D’anciens enfants soldats reçoivent le soutien de l'AED en République Démocratique du Congo
L’organisme international de charité catholique soutient présentement, par le moyen d’une aide d’urgence, plus de 1000 déplacés qui ont fui le groupe rebelle ougandais de l’Armée de Résistance du Seigneur (Lord’s Resistance Army – LRA), durant le raid de leurs villages dans la province du Haut-Uélé, dans le Nord-Est de la RDC.
Depuis maintenant plus de deux ans, la LRA attaquent de plus en plus de villes et de villages, enlevant les enfants et tuant la population sans aucune distinction.
Selon Mgr Julien Mbia, évêque d’Isiro-Niangara qui supervise les efforts pour les réfugiés, les enfants qui ont été enlevés sont particulièrement à risque. « Les garçons sont entraînés pour se battre alors que les filles sont forcées à devenir des esclaves sexuelles. » Le soutien d’urgence assuré par l’AED – un montant de plus de 7000 dollars canadiens – a été envoyé par le bureau britannique de l’organisation et s’inscrit dans le cadre des activités de l’Église catholique de la RDC.
Ce montant permet dès maintenant à Mgr Mbia de nourrir les survivants des attaques des LRA, de donner un abri temporaire et des couvertures à ceux qui ont dû fuir quand leurs huttes ont été brûlées.

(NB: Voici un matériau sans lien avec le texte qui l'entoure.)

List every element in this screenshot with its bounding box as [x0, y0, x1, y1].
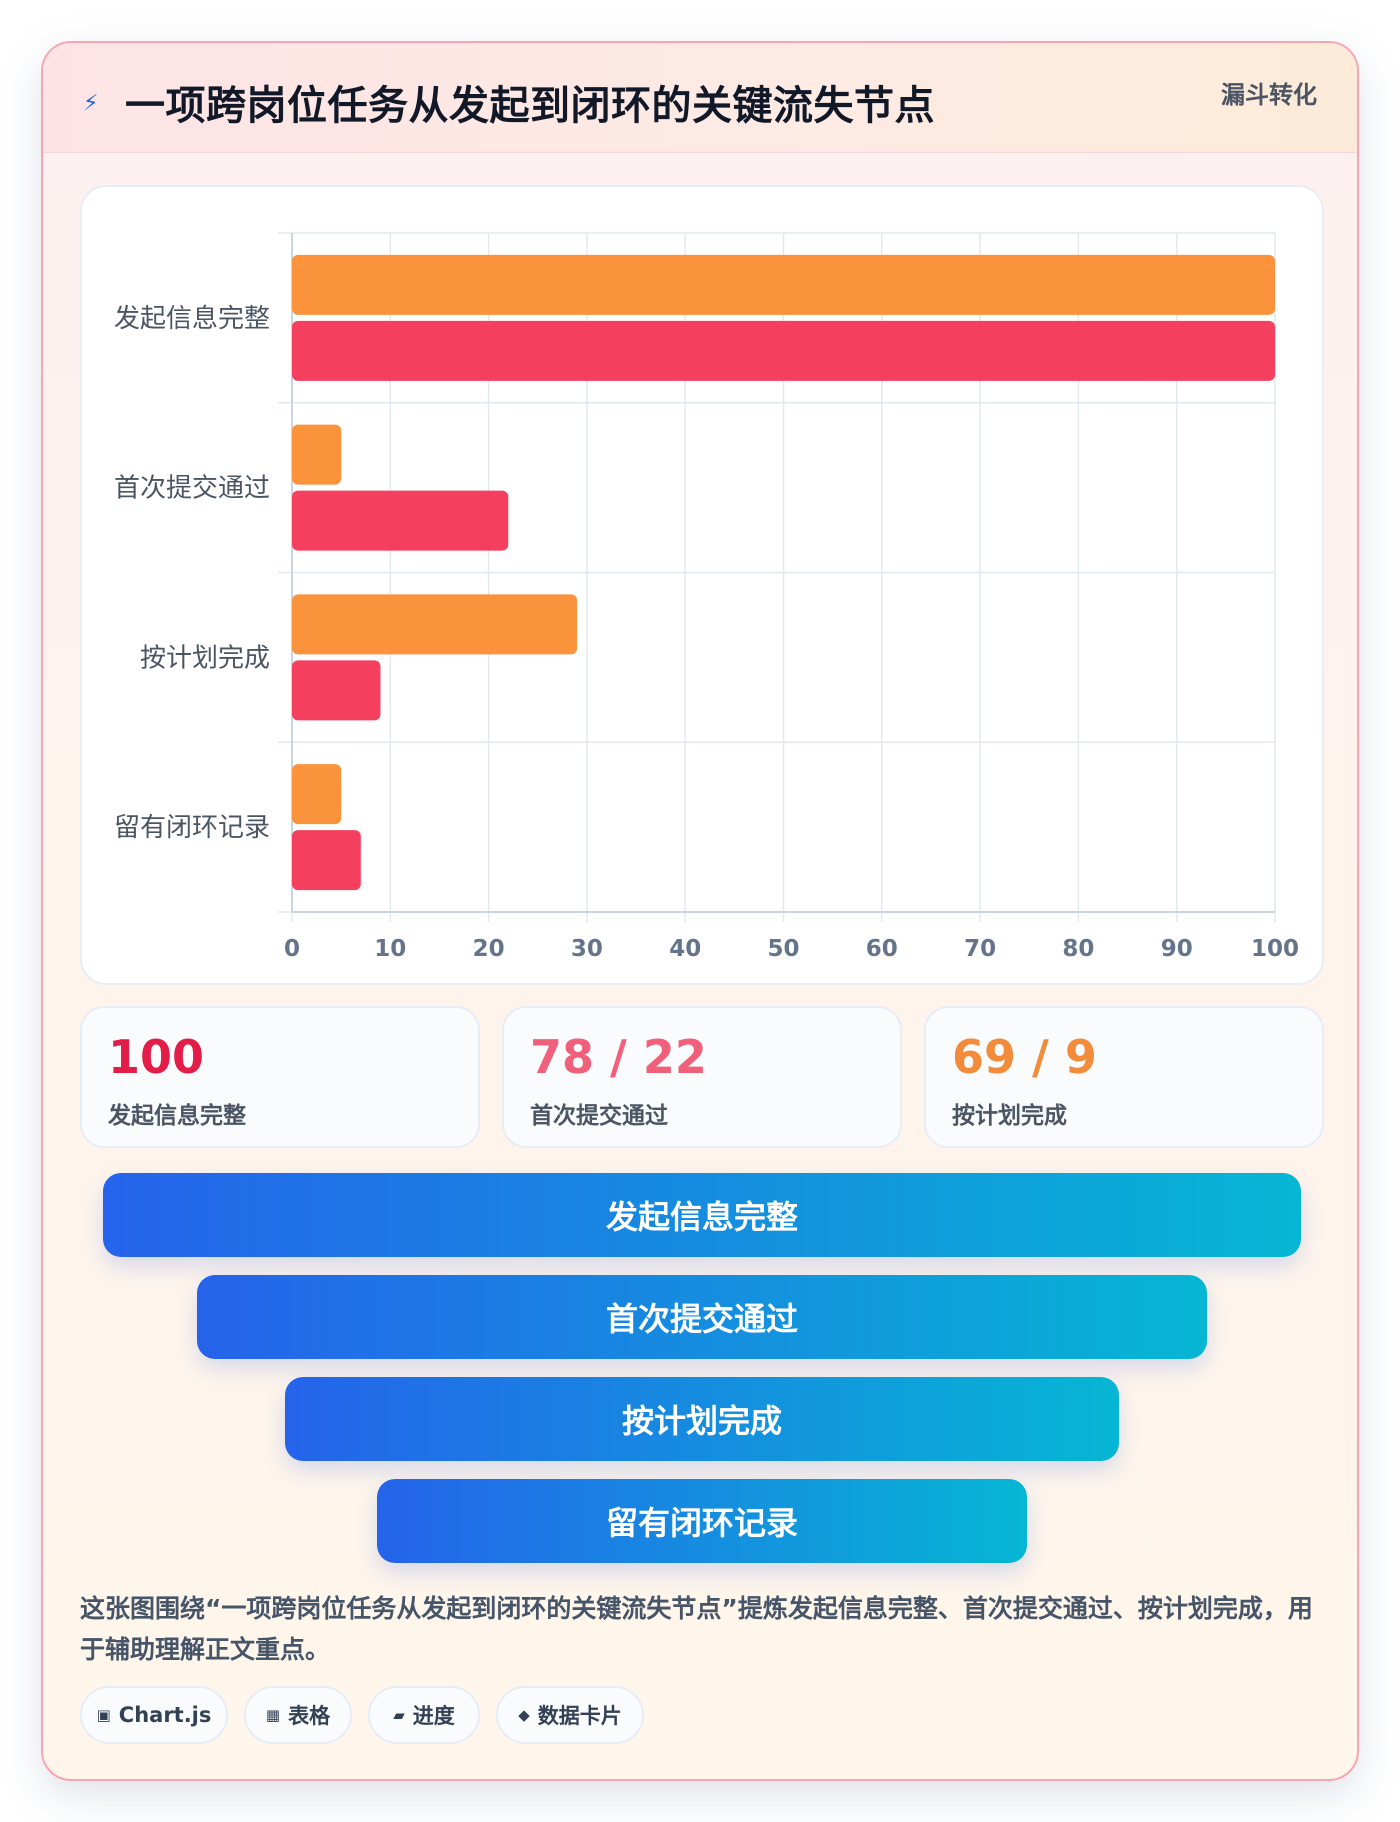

Ce montant permettra également de fournir des vêtements, alors que les familles déplacées ont dû laisser derrière elles tout ce qu’elles avaient lorsque les LRA ont attaqués, portant peu ou pas du tout de vêtements.
Le programme de Mgr Mbia prévoit également des médicaments pour soigner les blessures de ceux qui ont eu les lèvres et les oreilles coupées durant les attaques des rebelles. « En l’espace de 20 minutes, ils peuvent tout fouiller – ils pillent la nourriture et se saisissent des jeunes », décrit l’évêque.
«Ils sont passés par l’enfer»
L’organisation humanitaire Médecins Sans Frontières rapporte que des patients racontent de nombreuses histoires d’enfants qui ont été forcés de tuer leurs propres parents. « Il est difficile d’imaginer la cruauté de ces jeunes garçons, drogués pour être capables de tuer leur famille », explique Christine du Coudray, responsable de projets pour l’Afrique francophone et le Soudan à l’AED. « S’ils résistent, ils sont tués devant les autres. »
Certains des enfants rescapés ont raconté comment ils ont été forcés de se battre, alors qu’on ne leur donnait qu’un seul repas par jour. Selon Mme du Coudray, cette privation de nourriture est un autre moyen pour garder le contrôle sur les enfants.
Le prêtre missionnaire Combonien Romani Segalini a raconté à l’AED : « Ils sont traumatisés, et plusieurs d’entre eux sont malades. » Le prêtre, prend soins de 22 anciens enfants soldats à la frontière ougandaise ajoute : « Ils sont passés par l’enfer, mais maintenant ils sont avec nous, et nous voulons les aider à trouver un nouvel espoir. » Le plus jeune des enfants que le missionnaire a recueilli est âgé d’à peine 10 ans… « Plusieurs d’entre eux sont blessés; ils nous ont montré leurs cicatrices, les résultats de la violence. Les filles ont toutes été violées. »
Aide à l’Église en Détresse (AED) soutient l’Église de la RDC depuis des années. En 2009, plus de 2 400 000 dollars ont aidé cette Église, particulièrement dans les régions de l’Est du pays, affligée par des violences liées à l’exploitation illégale des ressources naturelles.